Mobile and online messaging traffic will reach 160 trillion per annum by 2019, according to new data from Juniper Research.

This is up from 94.2 trillion this year and equals approximately 438 billion messages sent and received by users every day.

These figures incorporate SMS, MMS, IM (Instant Messaging), social media and email.

Last year, email accounted for the largest share of traffic, at around 35 trillion messages per year - although almost 80% of this figure (28 trillion) can be categorised as spam.

However, within the next 12 months IM will overtake email generating almost 43 trillion messages annually.

Juniper's research observed that the negligible cost of IM services had led to significant migration from SMS.

It noted that service providers such as WhatsApp now has more than 400 million active users, and reports in excess of 30 billion messages sent per day.

Meanwhile, social media sites such as Facebook, Twitter and Instagram are continuing to experience sharp uplifts in usage, with Facebook alone now seeing more than 5.8 billion posts, likes and comments per day.

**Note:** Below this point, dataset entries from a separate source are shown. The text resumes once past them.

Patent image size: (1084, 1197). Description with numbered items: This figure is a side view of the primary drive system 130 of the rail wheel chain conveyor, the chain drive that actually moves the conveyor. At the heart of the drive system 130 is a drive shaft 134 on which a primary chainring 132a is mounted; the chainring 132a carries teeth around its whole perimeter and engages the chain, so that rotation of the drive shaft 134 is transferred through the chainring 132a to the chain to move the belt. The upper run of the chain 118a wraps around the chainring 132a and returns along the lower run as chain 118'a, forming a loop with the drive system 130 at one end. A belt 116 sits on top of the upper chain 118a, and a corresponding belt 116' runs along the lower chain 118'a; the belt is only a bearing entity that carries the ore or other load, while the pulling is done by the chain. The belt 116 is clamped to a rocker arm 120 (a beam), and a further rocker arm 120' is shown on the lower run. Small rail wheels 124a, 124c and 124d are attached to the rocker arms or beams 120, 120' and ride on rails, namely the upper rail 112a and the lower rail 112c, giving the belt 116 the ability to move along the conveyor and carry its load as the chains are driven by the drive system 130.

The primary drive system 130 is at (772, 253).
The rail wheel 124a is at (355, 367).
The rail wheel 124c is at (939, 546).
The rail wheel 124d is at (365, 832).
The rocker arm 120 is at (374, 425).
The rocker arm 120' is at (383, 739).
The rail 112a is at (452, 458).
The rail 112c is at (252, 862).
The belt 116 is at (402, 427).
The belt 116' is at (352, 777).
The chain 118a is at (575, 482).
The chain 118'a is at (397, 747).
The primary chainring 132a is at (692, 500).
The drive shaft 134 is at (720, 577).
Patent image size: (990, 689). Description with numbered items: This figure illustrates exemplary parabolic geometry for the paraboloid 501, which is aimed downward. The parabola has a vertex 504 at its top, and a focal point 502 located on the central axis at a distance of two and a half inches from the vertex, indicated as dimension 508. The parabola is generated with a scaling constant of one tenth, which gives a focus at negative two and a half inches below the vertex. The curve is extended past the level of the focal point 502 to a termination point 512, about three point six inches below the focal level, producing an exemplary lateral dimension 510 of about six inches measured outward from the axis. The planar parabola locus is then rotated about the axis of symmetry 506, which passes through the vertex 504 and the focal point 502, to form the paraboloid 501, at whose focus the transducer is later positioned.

However, the research found that enterprises continued to regard A2P SMS as more reliable and secure than IM for services such as verification and notification, driving A2P revenues to more than $70 billion by 2019, up from $62.8 billion this year.

Many OTT messaging players are in the process of diversifying their offerings across markets as diverse as food ordering, taxi bookings and payments, such as Snapchat with its ‘Snapcash' service.

MNOs have been slow to implement RCS (Rich Communications Services), which will enable the provision of enhanced messaging services, although the recent availability of joyn-enabled smartphones allied to greater commercial deployments should significantly boost traffic in the medium term, according to Juniper Research.